For all cases, the calculation of MRD was based on comparative cycle threshold analysis between follow-up samples and standards according to Euro-MRD criteria (Van der Velden Leukemia 2007). RNase P gene was used as a reference standard gene for DNA quality and normalization [Pott MMB2013]. 

Droplet Digital PCR (DDPCR)

 ddPCR was performed with the QX100 Droplet Digital PCR system (Bio-Rad Laboratories, Hercules, CA). gDNA samples were loaded in triplicate with the use of either the manufacturer-recommended 100 ng gDNA dose, or an increased amount of 500 ng (aiming at greater sensitivity).

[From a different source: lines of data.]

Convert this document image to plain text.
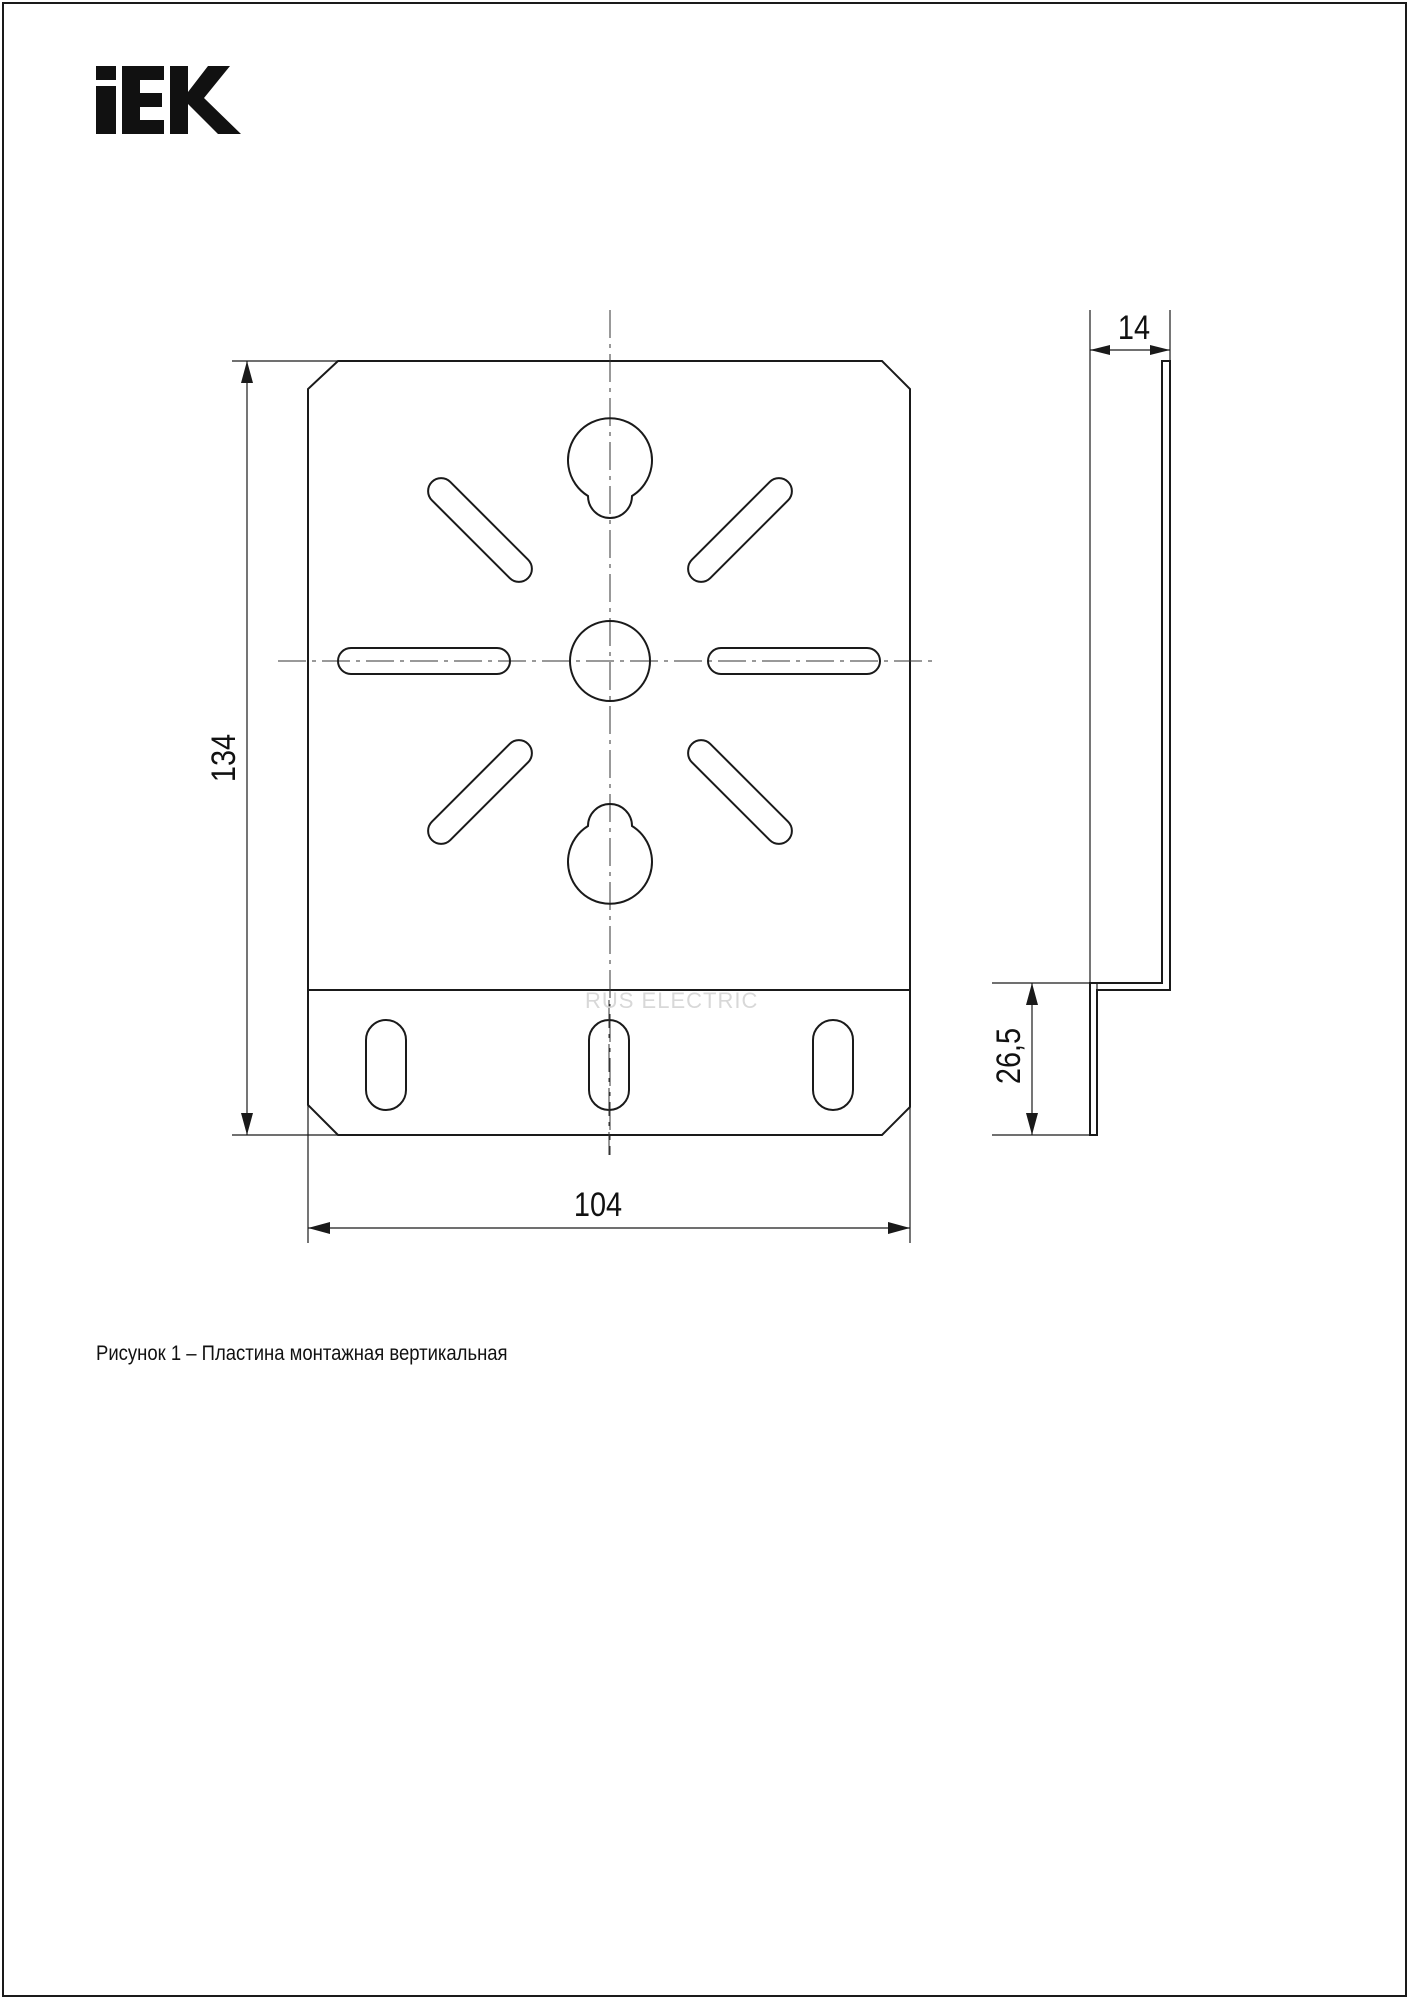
RUS ELECTRIC
134
104
14
26,5
Рисунок 1 – Пластина монтажная вертикальная
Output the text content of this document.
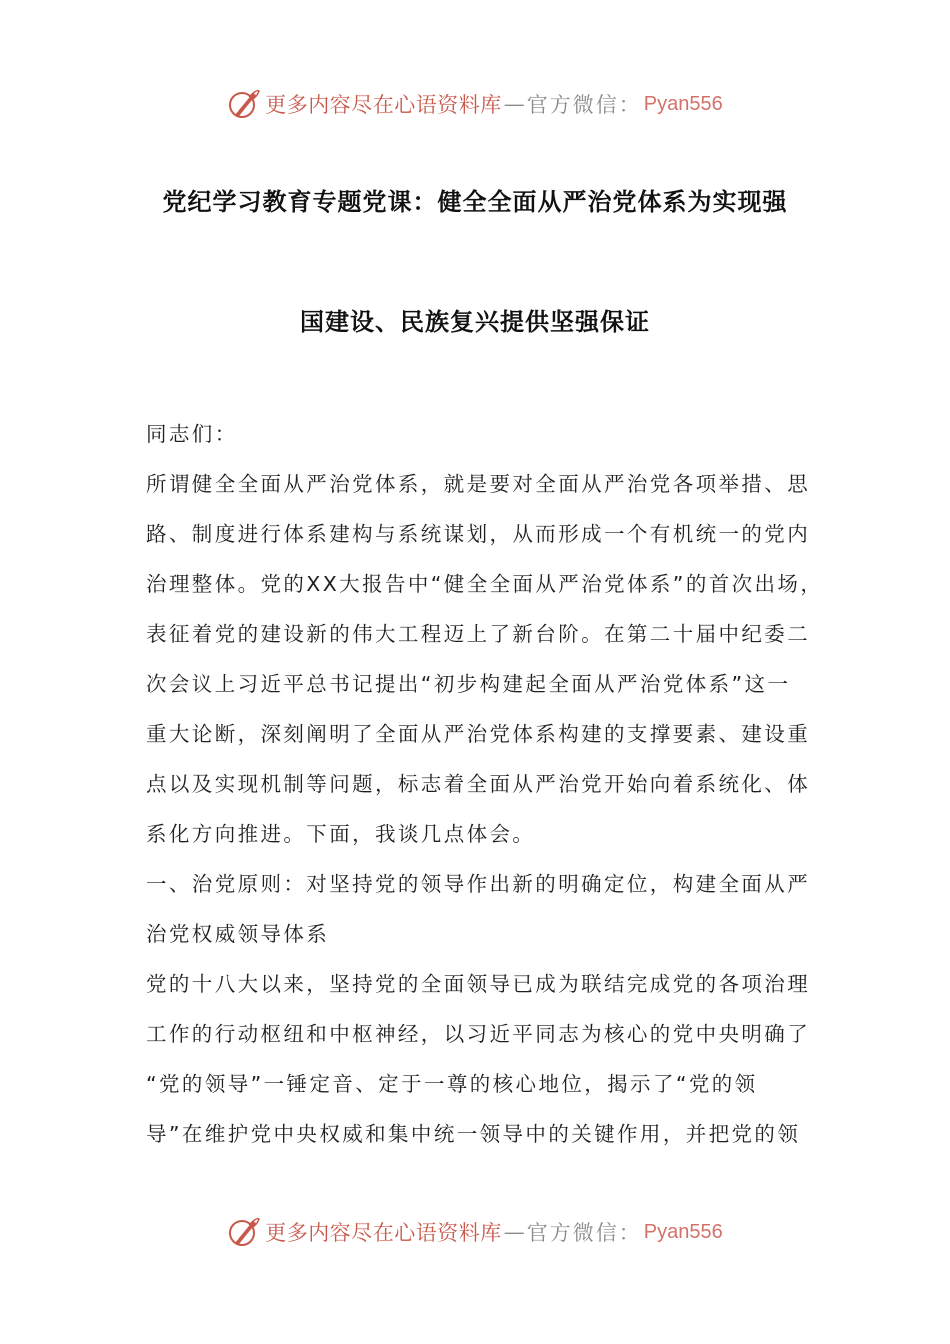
更多内容尽在心语资料库 — 官方微信 ： Pyan556
党纪学习教育专题党课：健全全面从严治党体系为实现强
国建设、民族复兴提供坚强保证
同志们：
所谓健全全面从严治党体系，就是要对全面从严治党各项举措、思
路、制度进行体系建构与系统谋划，从而形成一个有机统一的党内
治理整体。党的XX大报告中“健全全面从严治党体系”的首次出场，
表征着党的建设新的伟大工程迈上了新台阶。在第二十届中纪委二
次会议上习近平总书记提出“初步构建起全面从严治党体系”这一
重大论断，深刻阐明了全面从严治党体系构建的支撑要素、建设重
点以及实现机制等问题，标志着全面从严治党开始向着系统化、体
系化方向推进。下面，我谈几点体会。
一、治党原则：对坚持党的领导作出新的明确定位，构建全面从严
治党权威领导体系
党的十八大以来，坚持党的全面领导已成为联结完成党的各项治理
工作的行动枢纽和中枢神经，以习近平同志为核心的党中央明确了
“党的领导”一锤定音、定于一尊的核心地位，揭示了“党的领
导”在维护党中央权威和集中统一领导中的关键作用，并把党的领
更多内容尽在心语资料库 — 官方微信 ： Pyan556
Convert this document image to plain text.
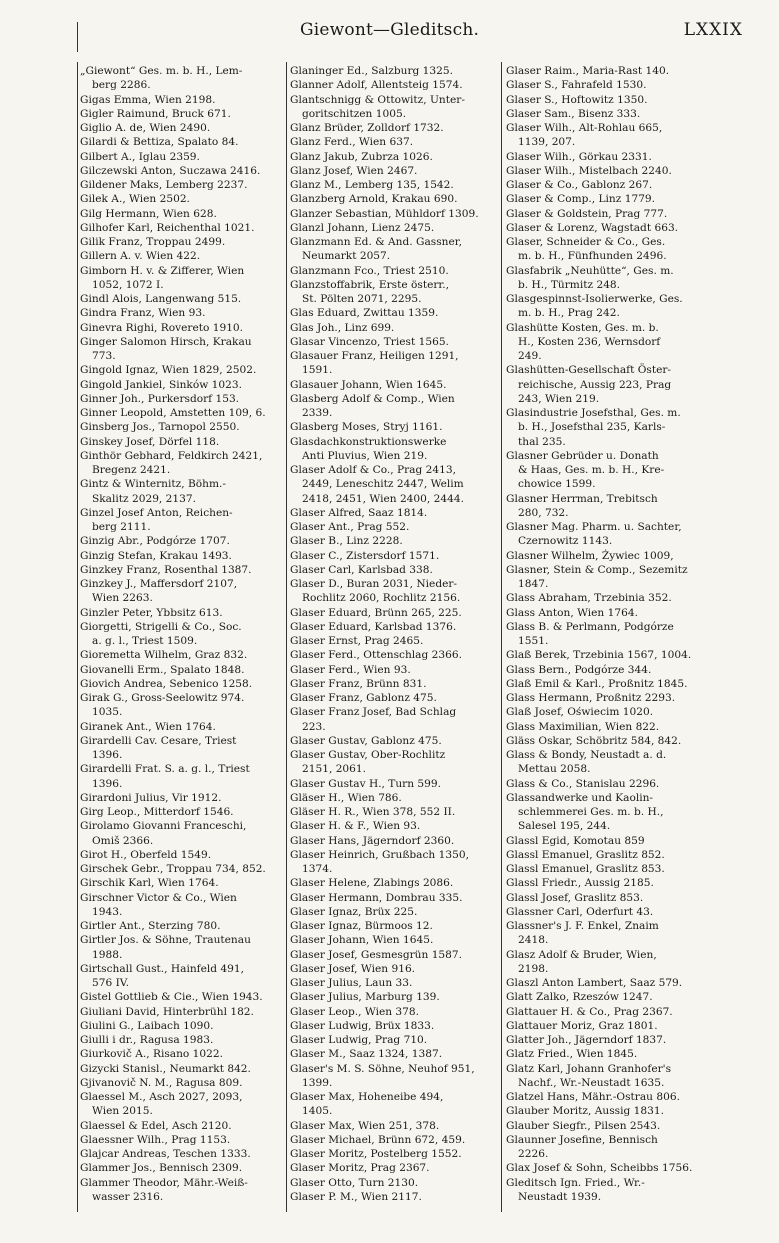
Giewont—Gleditsch.	LXXIX
„Giewont“ Ges. m. b. H., Lem-
berg 2286.
Gigas Emma, Wien 2198.
Gigler Raimund, Bruck 671.
Giglio A. de, Wien 2490.
Gilardi & Bettiza, Spalato 84.
Gilbert A., Iglau 2359.
Gilczewski Anton, Suczawa 2416.
Gildener Maks, Lemberg 2237.
Gilek A., Wien 2502.
Gilg Hermann, Wien 628.
Gilhofer Karl, Reichenthal 1021.
Gilik Franz, Troppau 2499.
Gillern A. v. Wien 422.
Gimborn H. v. & Zifferer, Wien
1052, 1072 I.
Gindl Alois, Langenwang 515.
Gindra Franz, Wien 93.
Ginevra Righi, Rovereto 1910.
Ginger Salomon Hirsch, Krakau
773.
Gingold Ignaz, Wien 1829, 2502.
Gingold Jankiel, Sinków 1023.
Ginner Joh., Purkersdorf 153.
Ginner Leopold, Amstetten 109, 6.
Ginsberg Jos., Tarnopol 2550.
Ginskey Josef, Dörfel 118.
Ginthör Gebhard, Feldkirch 2421,
Bregenz 2421.
Gintz & Winternitz, Böhm.-
Skalitz 2029, 2137.
Ginzel Josef Anton, Reichen-
berg 2111.
Ginzig Abr., Podgórze 1707.
Ginzig Stefan, Krakau 1493.
Ginzkey Franz, Rosenthal 1387.
Ginzkey J., Maffersdorf 2107,
Wien 2263.
Ginzler Peter, Ybbsitz 613.
Giorgetti, Strigelli & Co., Soc.
a. g. l., Triest 1509.
Gioremetta Wilhelm, Graz 832.
Giovanelli Erm., Spalato 1848.
Giovich Andrea, Sebenico 1258.
Girak G., Gross-Seelowitz 974.
1035.
Giranek Ant., Wien 1764.
Girardelli Cav. Cesare, Triest
1396.
Girardelli Frat. S. a. g. l., Triest
1396.
Girardoni Julius, Vir 1912.
Girg Leop., Mitterdorf 1546.
Girolamo Giovanni Franceschi,
Omiš 2366.
Girot H., Oberfeld 1549.
Girschek Gebr., Troppau 734, 852.
Girschik Karl, Wien 1764.
Girschner Victor & Co., Wien
1943.
Girtler Ant., Sterzing 780.
Girtler Jos. & Söhne, Trautenau
1988.
Girtschall Gust., Hainfeld 491,
576 IV.
Gistel Gottlieb & Cie., Wien 1943.
Giuliani David, Hinterbrühl 182.
Giulini G., Laibach 1090.
Giulli i dr., Ragusa 1983.
Giurkovič A., Risano 1022.
Gizycki Stanisl., Neumarkt 842.
Gjivanovič N. M., Ragusa 809.
Glaessel M., Asch 2027, 2093,
Wien 2015.
Glaessel & Edel, Asch 2120.
Glaessner Wilh., Prag 1153.
Glajcar Andreas, Teschen 1333.
Glammer Jos., Bennisch 2309.
Glammer Theodor, Mähr.-Weiß-
wasser 2316.
Glaninger Ed., Salzburg 1325.
Glanner Adolf, Allentsteig 1574.
Glantschnigg & Ottowitz, Unter-
goritschitzen 1005.
Glanz Brüder, Zolldorf 1732.
Glanz Ferd., Wien 637.
Glanz Jakub, Zubrza 1026.
Glanz Josef, Wien 2467.
Glanz M., Lemberg 135, 1542.
Glanzberg Arnold, Krakau 690.
Glanzer Sebastian, Mühldorf 1309.
Glanzl Johann, Lienz 2475.
Glanzmann Ed. & And. Gassner,
Neumarkt 2057.
Glanzmann Fco., Triest 2510.
Glanzstoffabrik, Erste österr.,
St. Pölten 2071, 2295.
Glas Eduard, Zwittau 1359.
Glas Joh., Linz 699.
Glasar Vincenzo, Triest 1565.
Glasauer Franz, Heiligen 1291,
1591.
Glasauer Johann, Wien 1645.
Glasberg Adolf & Comp., Wien
2339.
Glasberg Moses, Stryj 1161.
Glasdachkonstruktionswerke
Anti Pluvius, Wien 219.
Glaser Adolf & Co., Prag 2413,
2449, Leneschitz 2447, Welim
2418, 2451, Wien 2400, 2444.
Glaser Alfred, Saaz 1814.
Glaser Ant., Prag 552.
Glaser B., Linz 2228.
Glaser C., Zistersdorf 1571.
Glaser Carl, Karlsbad 338.
Glaser D., Buran 2031, Nieder-
Rochlitz 2060, Rochlitz 2156.
Glaser Eduard, Brünn 265, 225.
Glaser Eduard, Karlsbad 1376.
Glaser Ernst, Prag 2465.
Glaser Ferd., Ottenschlag 2366.
Glaser Ferd., Wien 93.
Glaser Franz, Brünn 831.
Glaser Franz, Gablonz 475.
Glaser Franz Josef, Bad Schlag
223.
Glaser Gustav, Gablonz 475.
Glaser Gustav, Ober-Rochlitz
2151, 2061.
Glaser Gustav H., Turn 599.
Gläser H., Wien 786.
Gläser H. R., Wien 378, 552 II.
Glaser H. & F., Wien 93.
Glaser Hans, Jägerndorf 2360.
Glaser Heinrich, Grußbach 1350,
1374.
Glaser Helene, Zlabings 2086.
Glaser Hermann, Dombrau 335.
Glaser Ignaz, Brüx 225.
Glaser Ignaz, Bürmoos 12.
Glaser Johann, Wien 1645.
Glaser Josef, Gesmesgrün 1587.
Glaser Josef, Wien 916.
Glaser Julius, Laun 33.
Glaser Julius, Marburg 139.
Glaser Leop., Wien 378.
Glaser Ludwig, Brüx 1833.
Glaser Ludwig, Prag 710.
Glaser M., Saaz 1324, 1387.
Glaser's M. S. Söhne, Neuhof 951,
1399.
Glaser Max, Hoheneibe 494,
1405.
Glaser Max, Wien 251, 378.
Glaser Michael, Brünn 672, 459.
Glaser Moritz, Postelberg 1552.
Glaser Moritz, Prag 2367.
Glaser Otto, Turn 2130.
Glaser P. M., Wien 2117.
Glaser Raim., Maria-Rast 140.
Glaser S., Fahrafeld 1530.
Glaser S., Hoftowitz 1350.
Glaser Sam., Bisenz 333.
Glaser Wilh., Alt-Rohlau 665,
1139, 207.
Glaser Wilh., Görkau 2331.
Glaser Wilh., Mistelbach 2240.
Glaser & Co., Gablonz 267.
Glaser & Comp., Linz 1779.
Glaser & Goldstein, Prag 777.
Glaser & Lorenz, Wagstadt 663.
Glaser, Schneider & Co., Ges.
m. b. H., Fünfhunden 2496.
Glasfabrik „Neuhütte“, Ges. m.
b. H., Türmitz 248.
Glasgespinnst-Isolierwerke, Ges.
m. b. H., Prag 242.
Glashütte Kosten, Ges. m. b.
H., Kosten 236, Wernsdorf
249.
Glashütten-Gesellschaft Öster-
reichische, Aussig 223, Prag
243, Wien 219.
Glasindustrie Josefsthal, Ges. m.
b. H., Josefsthal 235, Karls-
thal 235.
Glasner Gebrüder u. Donath
& Haas, Ges. m. b. H., Kre-
chowice 1599.
Glasner Herrman, Trebitsch
280, 732.
Glasner Mag. Pharm. u. Sachter,
Czernowitz 1143.
Glasner Wilhelm, Żywiec 1009,
Glasner, Stein & Comp., Sezemitz
1847.
Glass Abraham, Trzebinia 352.
Glass Anton, Wien 1764.
Glass B. & Perlmann, Podgórze
1551.
Glaß Berek, Trzebinia 1567, 1004.
Glass Bern., Podgórze 344.
Glaß Emil & Karl., Proßnitz 1845.
Glass Hermann, Proßnitz 2293.
Glaß Josef, Oświecim 1020.
Glass Maximilian, Wien 822.
Gläss Oskar, Schöbritz 584, 842.
Glass & Bondy, Neustadt a. d.
Mettau 2058.
Glass & Co., Stanislau 2296.
Glassandwerke und Kaolin-
schlemmerei Ges. m. b. H.,
Salesel 195, 244.
Glassl Egid, Komotau 859
Glassl Emanuel, Graslitz 852.
Glassl Emanuel, Graslitz 853.
Glassl Friedr., Aussig 2185.
Glassl Josef, Graslitz 853.
Glassner Carl, Oderfurt 43.
Glassner's J. F. Enkel, Znaim
2418.
Glasz Adolf & Bruder, Wien,
2198.
Glaszl Anton Lambert, Saaz 579.
Glatt Zalko, Rzeszów 1247.
Glattauer H. & Co., Prag 2367.
Glattauer Moriz, Graz 1801.
Glatter Joh., Jägerndorf 1837.
Glatz Fried., Wien 1845.
Glatz Karl, Johann Granhofer's
Nachf., Wr.-Neustadt 1635.
Glatzel Hans, Mähr.-Ostrau 806.
Glauber Moritz, Aussig 1831.
Glauber Siegfr., Pilsen 2543.
Glaunner Josefine, Bennisch
2226.
Glax Josef & Sohn, Scheibbs 1756.
Gleditsch Ign. Fried., Wr.-
Neustadt 1939.
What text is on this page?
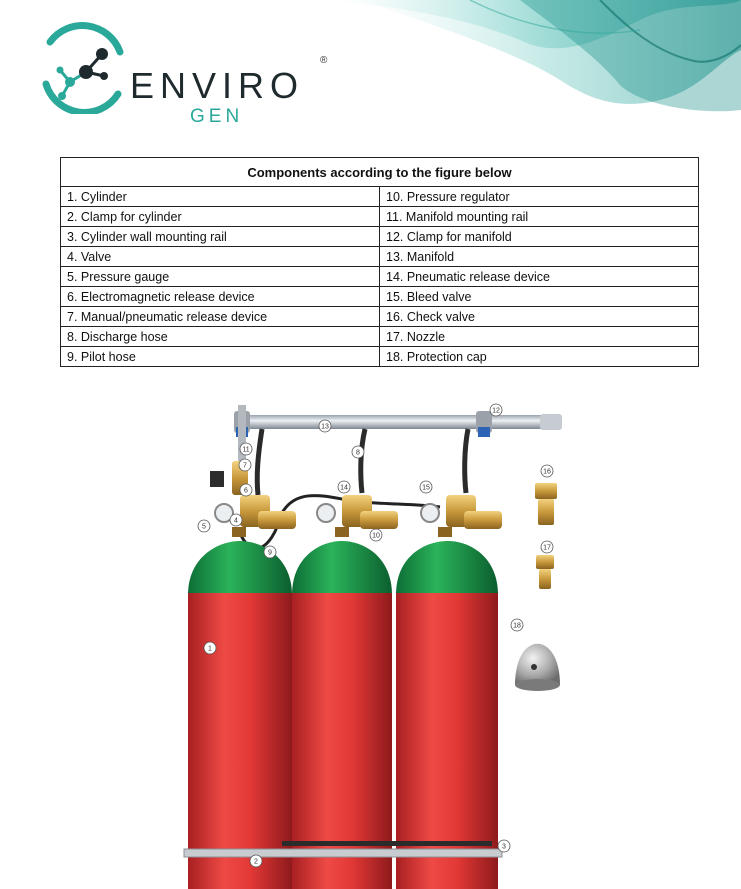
ENVIRO
®
GEN
Components according to the figure below	
1. Cylinder	10. Pressure regulator
2. Clamp for cylinder	11. Manifold mounting rail
3. Cylinder wall mounting rail	12. Clamp for manifold
4. Valve	13. Manifold
5. Pressure gauge	14. Pneumatic release device
6. Electromagnetic release device	15. Bleed valve
7. Manual/pneumatic release device	16. Check valve
8. Discharge hose	17. Nozzle
9. Pilot hose	18. Protection cap
1
2
3
4
5
6
7
8
9
10
11
12
13
14	15
16
17
18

The 20 µL ddPCR reaction included 10 µL of 2x ddPCR Master Mix (Bio-Rad Laboratories), 1 µL of 20x primers and probe (final concentration, 500 nmol/L and 200 nmol/L), and 5 µL of gDNA. Of note, ddPCR experiments used the same primers and probes used in qPCR, with the identical nucleotide sequence, although MGB or BHQ-1 quenchers were used instead of TAMRA (Primmbiotech, West Roxbury, MA). Droplets were generated by a QX100 droplet generator device, and end point PCR was performed on a T100 Thermal Cycler (Bio-Rad Laboratories) following the manufacturer’s recommendations. PCR products were loaded into the QX100 droplet reader and analyzed by QuantaSoft version 1.2 (Bio-Rad Laboratories). Each experiment included a positive control sample (diagnostic sample gDNA) and a negative control (pool of PB mononuclear cells from 10 healthy donors, or MCF-7 gDNA). The final tumor load was calculated as a mean of all available technical replicates that were considered reliable when giving reproducible amplification after application of a Poisson correction.

 RESULTS

The multicenter, randomized phase III FIL- MCL0208 expected to enroll 300 adult patients ( <65 years) with MCL. At the time (October 2015) 42 centers are active (41 Italian and Portuguese 1) and 302 patients have been enrolled in the study.

   Of all the 302 patients enrolled we received at least a diagnostic sample of PB or BM (mostly both)   adequate for molecular studies.

265 cases (88%) did have a valid molecular marker (BCL-1, IGH or both). The vast majority of cases without a molecular marker showed a BM infiltration inferior to 3%.

We have collected 221 samples at the first restaging, 205 at the first leukapheresis, 42 at the second leukapheresis, 177 at restaging pre-ASCT, 168 post- ASCT, 107 at the first follow-up (FU), 81 at second FU, 43 at third FU, 30 at fourth FU, 20 at fifth FU and 12 at sixth FU.